The company arranges delivery of full pallets of toner from print shops around the U.S. and Canada to its Longmont facility, where a "trade secret" process is employed to filter out the unwanted debris. Afterward, Anew Green is able to use the exact same packaging to ship clean toner to customers.
"There are a lot of benefits," Jepsen says. "If you recycle one pound of toner, that's one pound of toner you didn't have to create from raw materials. Recycled toner has as much brand equity as recycled paper."
The long-term plan is to move into recycling ink and toner from mid-range printers as well as other office waste such as shredded paper. "The mid-range market is larger but more labor-intensive," Jepsen says. "We'll eventually get down there, but for now we're focused on the high end."

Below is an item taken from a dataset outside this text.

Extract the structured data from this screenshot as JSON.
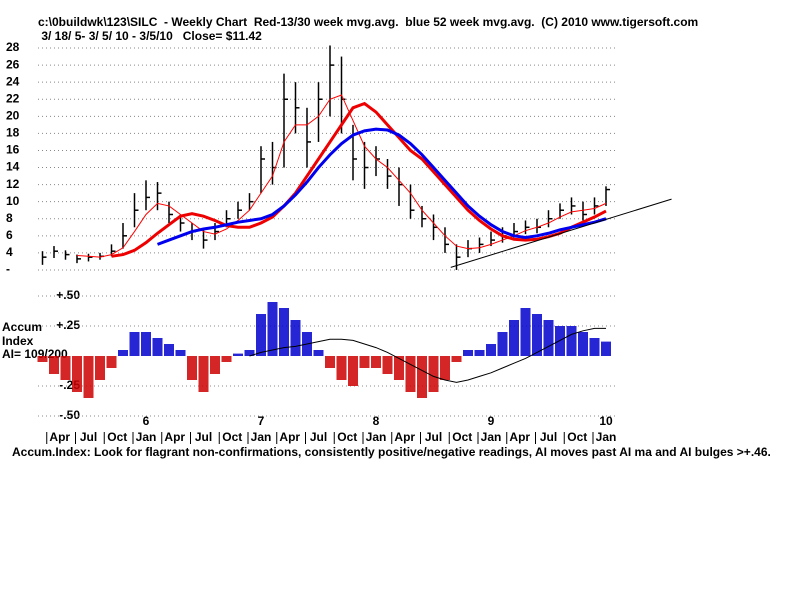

Before signing on with Anew Green, "We had been throwing waste bottles of toner away," says Karen Winter, quality assurance manager at Sandy Springs, Ga.-based First Data Corp. The payment-processing company served as a beta site for Anew Green, sending the company waste toner and buying back recycled toner. Beyond "quite a bit" of money saved, First Data recycled more than 200,000 pounds of toner and 50,000 pounds of plastic, ultimately avoiding more than 1 million tons of carbon dioxide emissions. Savings aside, Winter says, "It was the right thing to do."
THE MARKET: "To say this market is monopolistic is a complete understatement," Jepsen says, noting that Ricoh and Germany's Oce Printing Systems are the only manufacturers of the specialized room-sized printers. "We've been growing, but it's been a battle."
Citing a worldwide annual market of about $20 billion - half of which is domestic - Jepsen says the two companies encourage customers to throw waste toner away. "It's incredible. It's also why we receive so much pushback from these manufacturers. We're like the little tick that won't go away to these big companies."
FINANCING: Estabrooks and Jepsen initially staked the startup, but it has been self-sustaining and profitable since its launch.
"They (Ricoh and Oce) have no incentive to recycle toner. They say if you use our toner, it's going to blow up their machines and cause earthquakes and all this stuff. At the end of the day, they think they're going to make more money that way. We look at it just the opposite."